Seamus Kelters: Respected reporter who helped to expose true toll of Troubles
Although Seamus Kelters, who has died suddenly, was not widely known to the general public, he was one of Belfast's most respected journalists, both as a writer and behind the scenes as an editor and producer with the BBC.
Seamus, who was 54, collapsed and died on Wednesday while on a course of chemotherapy for cancer, which was diagnosed earlier this year.
A highly popular personality, he circulated regular email bulletins to friends detailing his sometimes arduous treatment sessions.
As illustrated by the numerous tributes, he had built over the decades a reputation for journalistic steadiness, common sense and sound judgement.
He was, however, not one to always play safe, in a number of cases tenaciously pursuing investigations into some of the shadier aspects of public and political life.
A child of the Falls Road and west Belfast, he was fascinated by the troubles which erupted around him as a schoolboy. His family had to evacuate their home, on what would later become a grim peaceline, when shootings and deaths became a regular occurrence.

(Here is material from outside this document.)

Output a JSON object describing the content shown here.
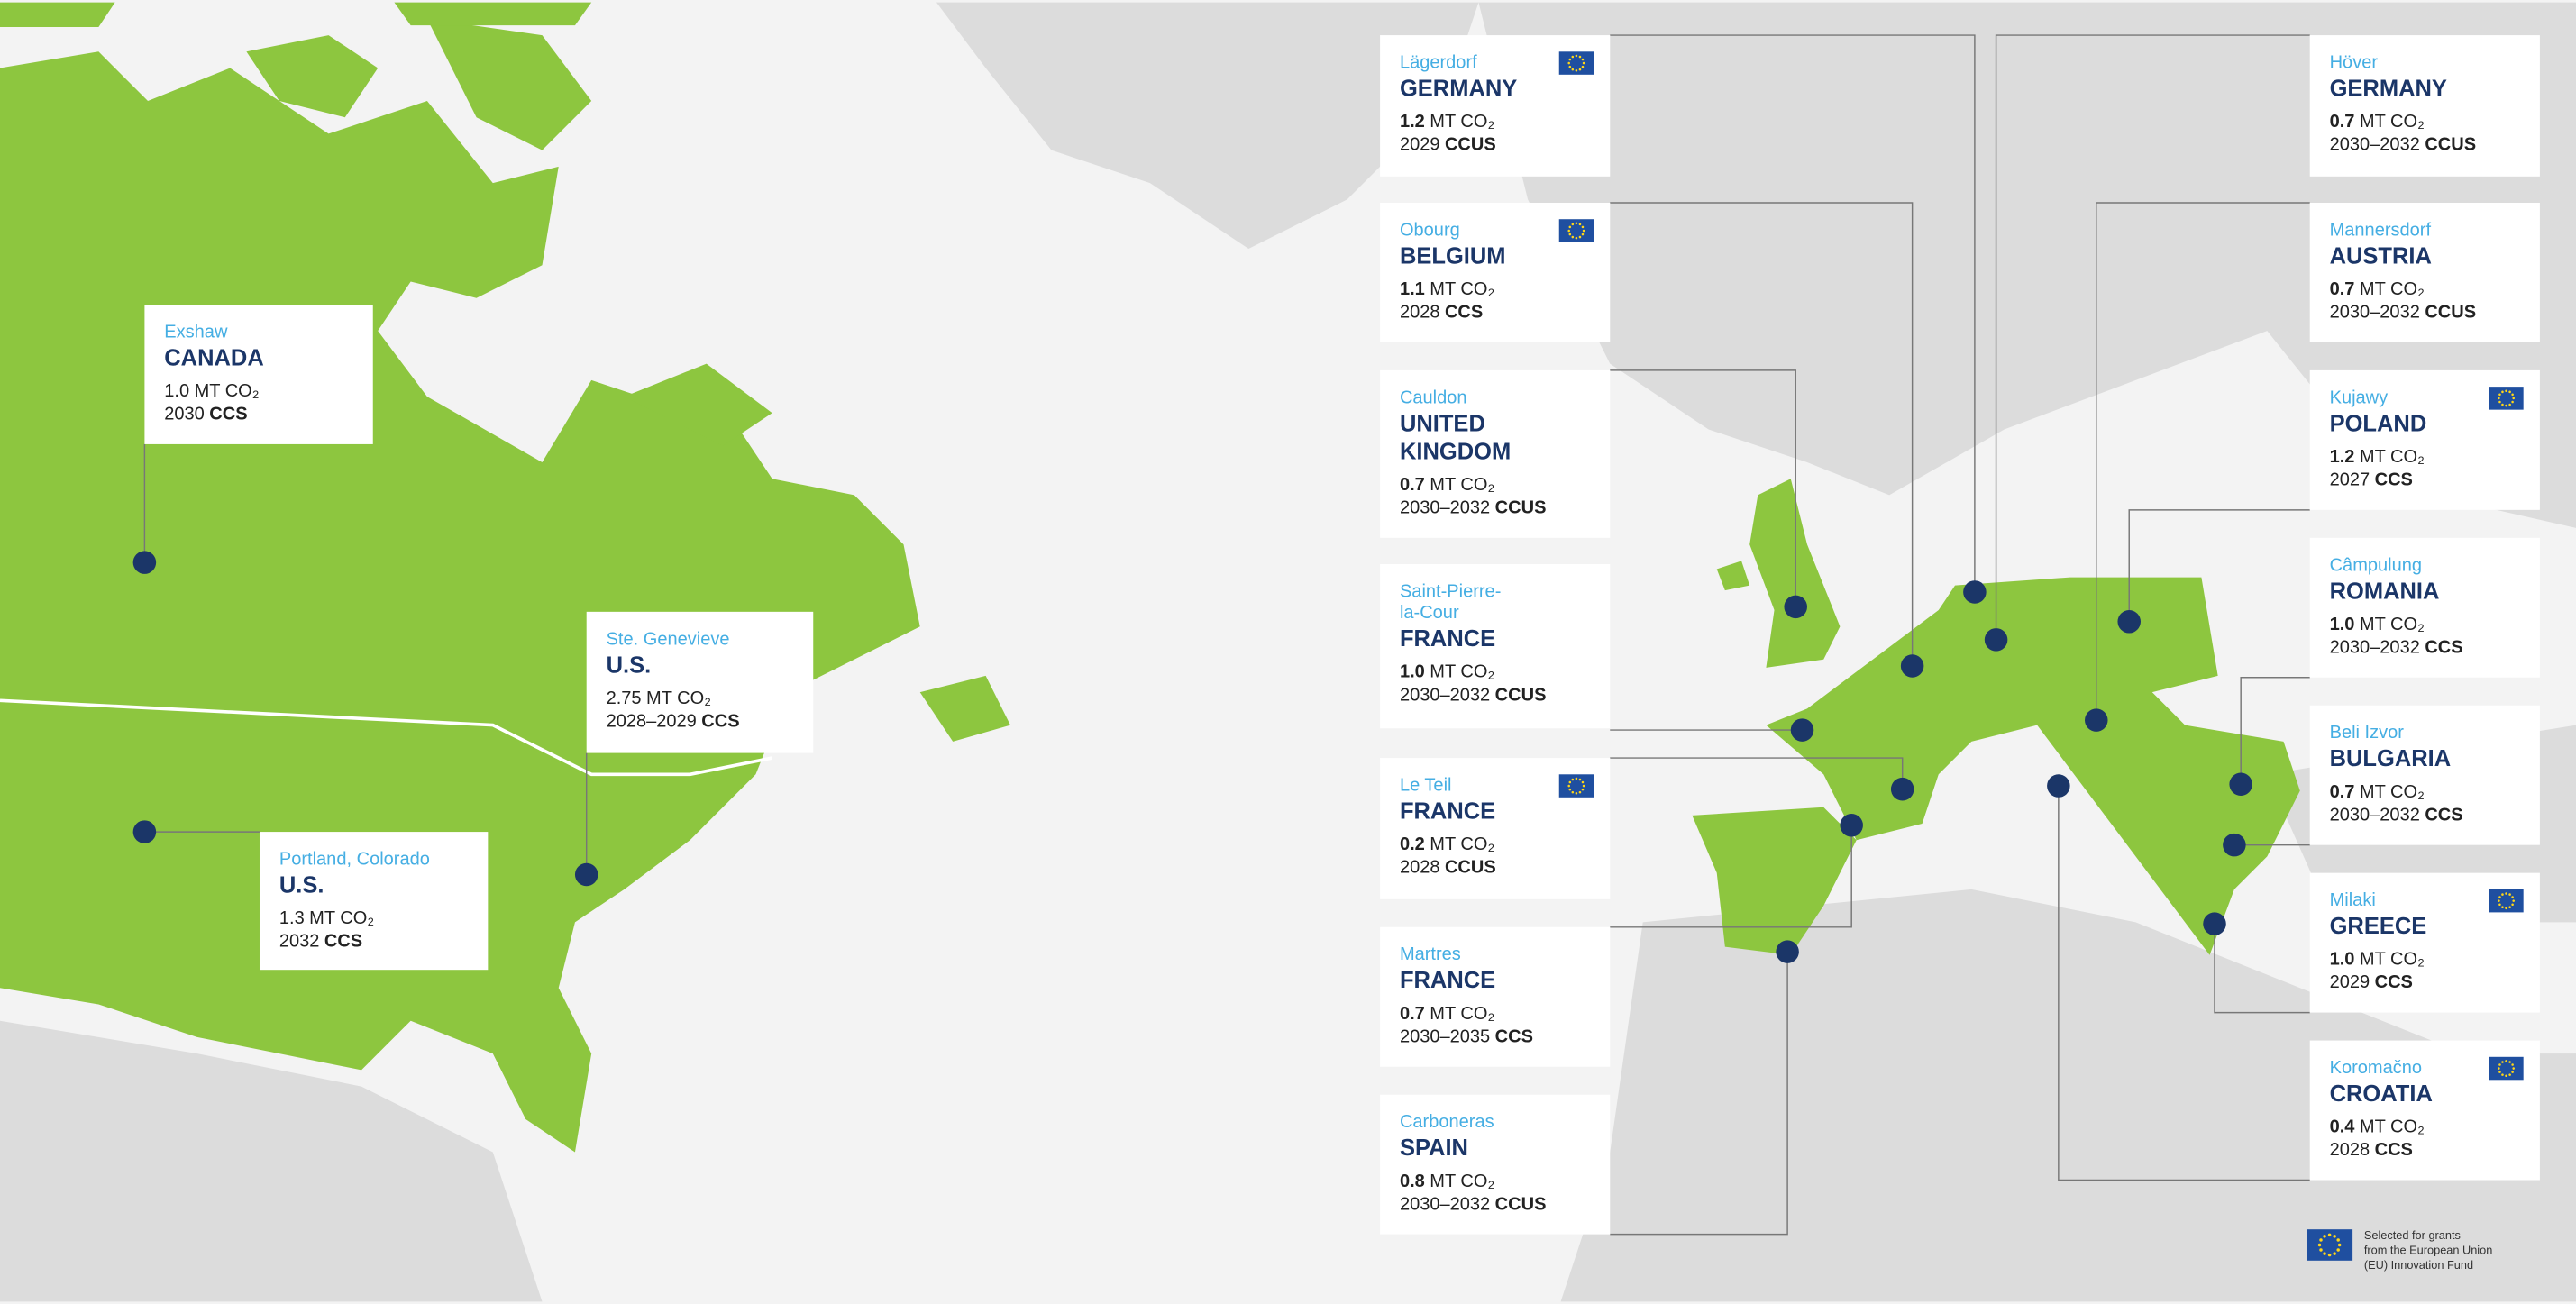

The irony was that the family had been particularly proud of living on an estate which was, unusually for those days, religiously mixed. He later produced a television documentary chronicling the area's unhappy descent from harmony to violence. The first of his family to attend university, he took an honours history degree at Queen's before entering journalism with the Irish News. There, he worked on investigations into administrative practices at QUB which led the university to conduct an overhaul of its procedures.
Specialising in security-related stories, one project he developed was a detailed study of fatalities in a particularly dangerous area of north Belfast. He moved on to the BBC where he worked in both news and current affairs and the political unit.

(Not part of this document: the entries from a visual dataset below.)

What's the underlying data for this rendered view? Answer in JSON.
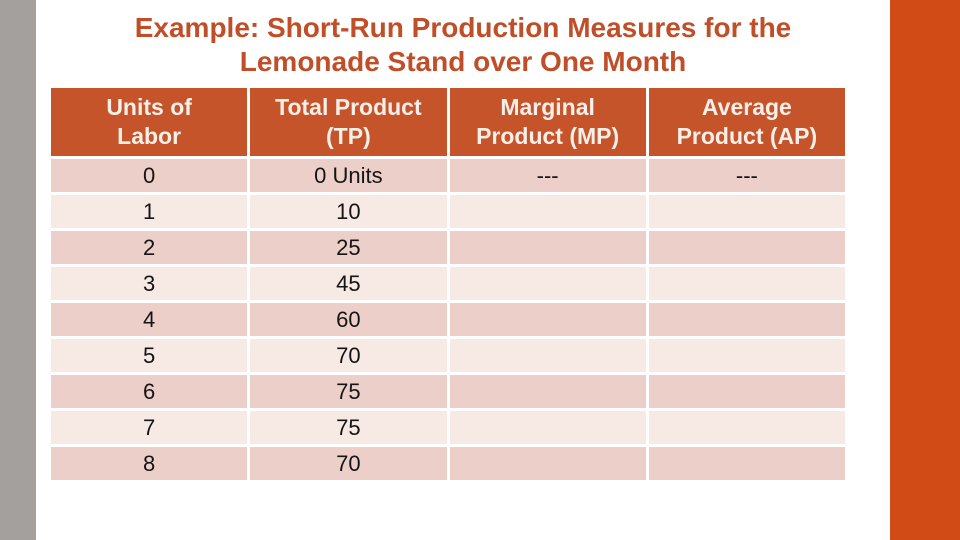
{
  "slide": {
    "title_line1": "Example: Short-Run Production Measures for the",
    "title_line2": "Lemonade Stand over One Month"
  },
  "colors": {
    "title_text": "#C04E28",
    "header_bg": "#C5542B",
    "header_text": "#F8F0E8",
    "row_dark": "#EDCFC9",
    "row_light": "#F7E9E4",
    "left_bar_gray": "#A3A09E",
    "right_bar_orange": "#D04B16"
  },
  "table": {
    "headers": [
      {
        "line1": "Units of",
        "line2": "Labor"
      },
      {
        "line1": "Total Product",
        "line2": "(TP)"
      },
      {
        "line1": "Marginal",
        "line2": "Product (MP)"
      },
      {
        "line1": "Average",
        "line2": "Product (AP)"
      }
    ],
    "rows": [
      [
        "0",
        "0 Units",
        "---",
        "---"
      ],
      [
        "1",
        "10",
        "",
        ""
      ],
      [
        "2",
        "25",
        "",
        ""
      ],
      [
        "3",
        "45",
        "",
        ""
      ],
      [
        "4",
        "60",
        "",
        ""
      ],
      [
        "5",
        "70",
        "",
        ""
      ],
      [
        "6",
        "75",
        "",
        ""
      ],
      [
        "7",
        "75",
        "",
        ""
      ],
      [
        "8",
        "70",
        "",
        ""
      ]
    ]
  }
}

But he also had other interests, writing a play on the theme of child abuse in the Catholic church as well as a book on growing up in a war zone.

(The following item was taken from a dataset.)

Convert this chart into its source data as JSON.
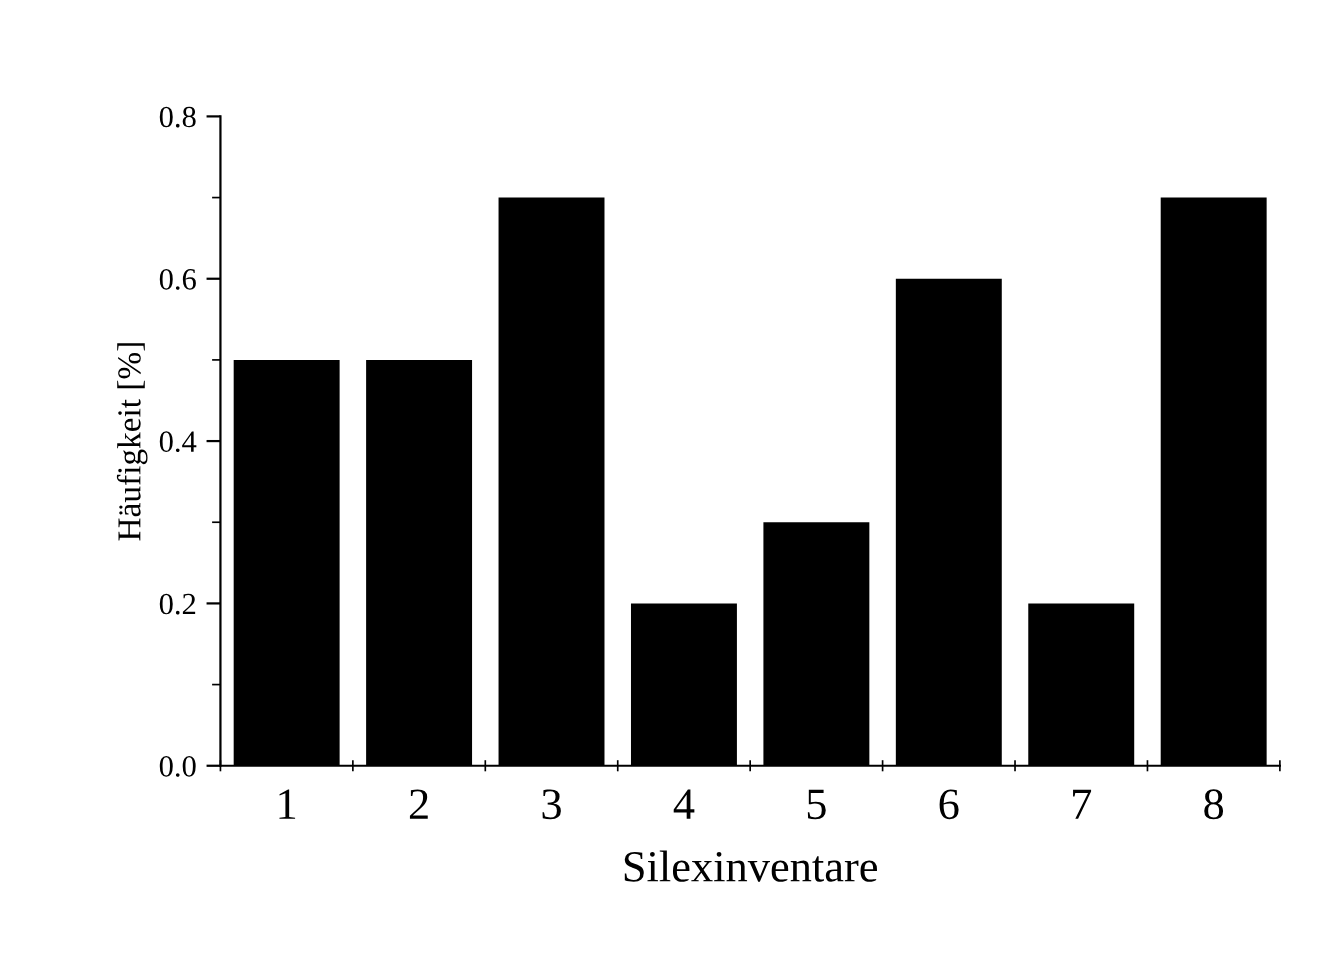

He was noted for his sense of humour and for the help he gave colleagues in talking them through difficult emotional moments brought on by work.
Kathleen Carragher, head of BBC News NI, recalled a highly-valued colleague who was "a friend and a huge part of the newsroom".
She added: "He will be sadly missed by us all and we send our deepest sympathies to Camilla and his sons."
In addition to his BBC day-job, Seamus and four other journalists and historical specialists came together to assemble accounts of all the deaths of the troubles.
After more than a decade of research and discussion, this resulted in Lost Lives, a million-word book. All involved report that there was a great deal of debate but not a single row.
Getting it into print was no easy matter, with scores of publishers he contacted turning him down before a courageous Scottish company, Mainstream, took the risk of publishing.
For a Christmas radio programme, excerpts from the book were read out by, among others, Bill Clinton, Tony Blair, David Trimble, John Hume, George Mitchell and Bertie Ahern. The Belfast Telegraph, meanwhile, described Lost Lives as "a fitting and enduring memorial to a pain which should never have been".
In 2001, Seamus and his co-authors were awarded the Ewart-Biggs Memorial Prize for the promotion of peace and reconciliation. Bestowing the award, the chairman of the judging panel, Professor Roy Foster, described the book as "an enduring memorial to all those who died and a dramatic enterprise of historical recovery".
He added: "Monumental in every sense, it is both a deeply significant historical record and a labour of love - dedicated journalistic objectivity put to the highest use."
Seamus Kelters is survived by his wife, Camilla Carroll, and sons Brendan and Michael.